All’s well that ends well, and all indeed ends well both for the aliens (who can now continue their quest to become fat diabetics) and the residents of Crystal Falls. Not only are Mrs. Gizbourne and Hans locked up, but a magical alien skipping stone returns all the water to Crystal Lake, thereby saving the candy factory. But perhaps most importantly, the whole ordeal leads Jeanie to do some healthy growing up.
When Bing comes to the realization that the little girl is the mommy he’s been looking for – it oddly makes sense, at least in the context of the program – Jeanie finally makes peace with her own mother’s passing, shedding her costume and embracing the fact that she isn’t a little kid anymore. She’s now a mother herself, and mothers don’t sit around pouting about their dead mothers. Sweet, isn’t it?

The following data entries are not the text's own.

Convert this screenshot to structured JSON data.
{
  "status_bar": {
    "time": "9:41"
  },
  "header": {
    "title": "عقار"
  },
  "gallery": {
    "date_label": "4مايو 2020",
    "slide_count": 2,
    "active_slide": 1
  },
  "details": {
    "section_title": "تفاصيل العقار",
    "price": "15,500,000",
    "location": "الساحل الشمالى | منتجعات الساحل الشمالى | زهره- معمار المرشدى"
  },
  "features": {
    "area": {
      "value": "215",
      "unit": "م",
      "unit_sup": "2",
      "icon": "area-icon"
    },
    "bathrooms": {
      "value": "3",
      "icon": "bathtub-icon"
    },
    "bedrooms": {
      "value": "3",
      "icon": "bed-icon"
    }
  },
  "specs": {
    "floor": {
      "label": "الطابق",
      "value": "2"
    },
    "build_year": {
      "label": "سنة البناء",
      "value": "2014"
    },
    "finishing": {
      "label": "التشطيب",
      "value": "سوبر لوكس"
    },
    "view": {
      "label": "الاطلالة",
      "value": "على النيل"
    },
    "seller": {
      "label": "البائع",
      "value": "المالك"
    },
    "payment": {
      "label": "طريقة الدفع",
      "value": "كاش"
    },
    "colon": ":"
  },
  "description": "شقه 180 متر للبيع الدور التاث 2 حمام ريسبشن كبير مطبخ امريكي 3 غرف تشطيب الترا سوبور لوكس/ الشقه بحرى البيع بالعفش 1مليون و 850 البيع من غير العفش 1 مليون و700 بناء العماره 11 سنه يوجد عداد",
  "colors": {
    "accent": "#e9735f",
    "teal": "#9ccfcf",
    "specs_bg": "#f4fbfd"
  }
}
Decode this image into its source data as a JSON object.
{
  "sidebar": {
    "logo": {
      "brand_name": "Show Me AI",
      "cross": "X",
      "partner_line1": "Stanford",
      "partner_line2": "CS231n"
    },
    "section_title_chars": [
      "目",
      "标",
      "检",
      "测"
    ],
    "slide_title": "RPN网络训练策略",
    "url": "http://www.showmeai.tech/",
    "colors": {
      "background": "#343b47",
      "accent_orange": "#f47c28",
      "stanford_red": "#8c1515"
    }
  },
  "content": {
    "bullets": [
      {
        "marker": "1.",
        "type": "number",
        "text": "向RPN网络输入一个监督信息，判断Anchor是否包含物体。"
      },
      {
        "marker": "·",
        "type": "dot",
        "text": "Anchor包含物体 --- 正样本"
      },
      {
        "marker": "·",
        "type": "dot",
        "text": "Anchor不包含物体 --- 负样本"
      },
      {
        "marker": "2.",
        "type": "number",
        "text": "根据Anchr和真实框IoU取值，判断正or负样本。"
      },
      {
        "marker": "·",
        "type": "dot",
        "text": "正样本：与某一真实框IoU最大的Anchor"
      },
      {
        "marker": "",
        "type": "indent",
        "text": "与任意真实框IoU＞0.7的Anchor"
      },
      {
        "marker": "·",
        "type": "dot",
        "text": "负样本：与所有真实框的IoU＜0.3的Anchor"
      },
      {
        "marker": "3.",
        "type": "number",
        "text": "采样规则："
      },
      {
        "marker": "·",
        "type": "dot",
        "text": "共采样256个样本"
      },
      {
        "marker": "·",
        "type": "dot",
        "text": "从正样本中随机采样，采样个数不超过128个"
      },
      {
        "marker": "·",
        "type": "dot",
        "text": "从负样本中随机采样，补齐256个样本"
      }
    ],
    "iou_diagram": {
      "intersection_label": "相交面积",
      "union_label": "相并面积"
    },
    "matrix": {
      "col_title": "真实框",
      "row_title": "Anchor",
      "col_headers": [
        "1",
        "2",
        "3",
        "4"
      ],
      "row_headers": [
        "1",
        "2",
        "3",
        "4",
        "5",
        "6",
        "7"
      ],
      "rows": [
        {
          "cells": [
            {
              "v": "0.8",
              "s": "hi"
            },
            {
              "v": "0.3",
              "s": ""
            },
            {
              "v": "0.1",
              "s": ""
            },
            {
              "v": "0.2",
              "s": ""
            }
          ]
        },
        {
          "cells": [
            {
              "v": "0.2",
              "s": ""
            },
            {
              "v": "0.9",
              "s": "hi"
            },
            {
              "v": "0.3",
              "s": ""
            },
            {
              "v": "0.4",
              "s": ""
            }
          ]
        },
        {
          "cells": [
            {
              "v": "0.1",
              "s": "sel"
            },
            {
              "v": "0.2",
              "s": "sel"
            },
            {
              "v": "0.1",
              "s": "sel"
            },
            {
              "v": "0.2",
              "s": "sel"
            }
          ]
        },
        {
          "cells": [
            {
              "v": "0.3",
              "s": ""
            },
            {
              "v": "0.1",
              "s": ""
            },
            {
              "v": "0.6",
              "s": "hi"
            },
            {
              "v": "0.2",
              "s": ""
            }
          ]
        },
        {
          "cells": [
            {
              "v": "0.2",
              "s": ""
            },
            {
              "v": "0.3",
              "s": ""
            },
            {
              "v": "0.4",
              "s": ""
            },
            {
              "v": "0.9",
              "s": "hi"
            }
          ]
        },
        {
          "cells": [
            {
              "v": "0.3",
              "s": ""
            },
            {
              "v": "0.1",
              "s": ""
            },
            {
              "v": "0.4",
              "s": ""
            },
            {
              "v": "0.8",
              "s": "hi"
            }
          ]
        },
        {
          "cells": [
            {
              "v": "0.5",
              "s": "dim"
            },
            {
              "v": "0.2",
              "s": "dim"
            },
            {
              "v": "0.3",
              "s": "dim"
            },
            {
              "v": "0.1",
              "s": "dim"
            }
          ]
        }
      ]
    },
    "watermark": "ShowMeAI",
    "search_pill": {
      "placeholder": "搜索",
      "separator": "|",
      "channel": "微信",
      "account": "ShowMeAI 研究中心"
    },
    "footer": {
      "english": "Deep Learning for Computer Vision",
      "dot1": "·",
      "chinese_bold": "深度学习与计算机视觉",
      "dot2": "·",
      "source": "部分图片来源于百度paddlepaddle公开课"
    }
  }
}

The Last Halloween ends with an uplifting message about the power of positivity and the healing magic that is childhood hope and innocence, as the narrator (William Hanna) notes that “it may be hard to find, but a place where magic still exists is waiting when you let yourself believe.” In other words, when shit starts to get rough, aliens just might show up, steal all your candy, and make life worth living again.
So hang in there, kids.
A coming-of-age story wrapped up in a strange tale of aliens and a lake-draining, bug juice-obsessed witch woman, The Last Halloween is easily one of the strangest and most nonsensical Halloween specials to ever hit the small screen, notable almost exclusively thanks to its award-winning visual effects. Nevertheless, it is fondly remembered by those who saw it back in 1991, if only cause NOSTALGIA RULES.
It’s interesting to note that Gleep, Romtu, Scoota, and Bing returned to the small screen a few years later, appearing as the mascots for the Mars candy company’s ‘Mission to Mars’ Halloween contest. It was a natural fit, given the characters were not only from Mars (the planet) but also obsessed with candy. Come to think of it, the whole special was probably one big candy commercial all along.
And really, isn’t that what Halloween is all about?